Tips for Managing Stress and Belly Fat
- Eat regularly. Planning meals beforehand and eating three times per day, or breaking your meals up into smaller but more frequent meals throughout the day, helps you avoid cortisol spikes.
- Meals should consist of protein, vegetables, and healthy fats. This may help keep blood sugar levels stable while improving the release of the ‘appetite’ hormones.
- Try to avoid sweet and high carbohydrate foods.
- Eating anti-inflammatory, high antioxidant foods helps your body to heal from the ravages of high cortisol. Examples include leafy green vegetables, berries, avocado, olive oil, multicolored vegetables (carrots, yellow and red peppers, and aubergines, for example), and legumes.
- Practice relaxation exercises such as deep breathing and meditation.
- Try to get eight hours of sleep a night. Although easier said than done when suffering from adrenal fatigue, there are a few steps you can take. Sleep in a dark room without electronics. Also, try to avoid exposure to bright lights, including computer or television screens, and stimulants before bedtime like alcohol or coffee.

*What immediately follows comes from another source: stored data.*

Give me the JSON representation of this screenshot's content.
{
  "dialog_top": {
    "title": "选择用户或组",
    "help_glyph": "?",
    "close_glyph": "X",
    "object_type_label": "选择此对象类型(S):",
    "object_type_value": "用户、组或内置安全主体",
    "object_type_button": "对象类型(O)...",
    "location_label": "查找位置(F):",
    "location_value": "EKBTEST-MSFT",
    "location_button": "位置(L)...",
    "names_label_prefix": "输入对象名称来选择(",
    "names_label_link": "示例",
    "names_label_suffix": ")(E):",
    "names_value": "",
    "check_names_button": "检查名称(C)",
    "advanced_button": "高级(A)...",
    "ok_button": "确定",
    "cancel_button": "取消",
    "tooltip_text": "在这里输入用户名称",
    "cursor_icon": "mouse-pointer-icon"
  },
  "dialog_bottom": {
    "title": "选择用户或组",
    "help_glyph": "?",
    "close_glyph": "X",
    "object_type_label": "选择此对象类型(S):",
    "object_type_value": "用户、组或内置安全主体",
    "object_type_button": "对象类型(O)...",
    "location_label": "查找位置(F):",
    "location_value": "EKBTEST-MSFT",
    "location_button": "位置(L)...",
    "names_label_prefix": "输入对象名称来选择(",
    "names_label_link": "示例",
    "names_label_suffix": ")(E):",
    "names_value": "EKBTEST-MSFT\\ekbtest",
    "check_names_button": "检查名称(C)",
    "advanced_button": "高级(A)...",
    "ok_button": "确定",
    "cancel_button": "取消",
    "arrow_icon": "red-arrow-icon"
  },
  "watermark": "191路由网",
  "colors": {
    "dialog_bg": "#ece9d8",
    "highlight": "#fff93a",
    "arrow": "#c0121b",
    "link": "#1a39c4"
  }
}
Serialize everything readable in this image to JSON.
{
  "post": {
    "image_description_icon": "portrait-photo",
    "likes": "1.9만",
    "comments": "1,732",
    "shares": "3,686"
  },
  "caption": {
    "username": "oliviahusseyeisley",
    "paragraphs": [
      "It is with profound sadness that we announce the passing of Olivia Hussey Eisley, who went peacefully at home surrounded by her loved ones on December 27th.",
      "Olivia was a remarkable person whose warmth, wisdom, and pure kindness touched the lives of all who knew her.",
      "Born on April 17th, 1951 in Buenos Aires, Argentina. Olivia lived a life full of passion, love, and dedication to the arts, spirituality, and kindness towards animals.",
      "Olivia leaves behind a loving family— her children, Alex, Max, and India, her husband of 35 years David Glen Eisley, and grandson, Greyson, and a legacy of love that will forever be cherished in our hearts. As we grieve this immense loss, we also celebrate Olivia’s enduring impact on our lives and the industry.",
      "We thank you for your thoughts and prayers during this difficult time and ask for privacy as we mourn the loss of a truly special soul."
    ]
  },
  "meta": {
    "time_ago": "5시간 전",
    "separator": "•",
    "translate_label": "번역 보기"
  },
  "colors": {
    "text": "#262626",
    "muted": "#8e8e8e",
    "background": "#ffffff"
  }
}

- Get moving! Exercise is a great stress buster and helps you lose weight. Low impact exercise such as walking or yoga is a great option. Following a regular exercise routine improves your HPA-axis function while helping to build up some lean muscle. However, don’t overdo things at first. Go for slow and steady and increase your exercise intensity as your fitness level goes up. The weaker you are, especially if you have advanced adrenal fatigue, the more careful you should be with exercise intensity and frequency. Many people feel good during and immediately after exercise, but experience fatigue later.
With enough small steps towards improving your diet, lifestyle, and stress levels, you can get rid of that belly fat. Stress related abdominal fat can be more sneaky than other forms of weight gain, and you make need to look at a bigger picture to get back to the healthy shape you want, but it can be done. Staying healthy as you progress towards your goals should be your focus.
© Copyright 2017 Michael Lam, M.D. All Rights Reserved.
Dr. Lam’s Key Question
Does stress related abdominal fat have anything to do with being menopausal?
Menopause may be a possible reason for stress related abdominal fat as menopausal women tend to undergo fluctuations in their hormones. Hormonal imbalance is one of the key contributors to belly fat.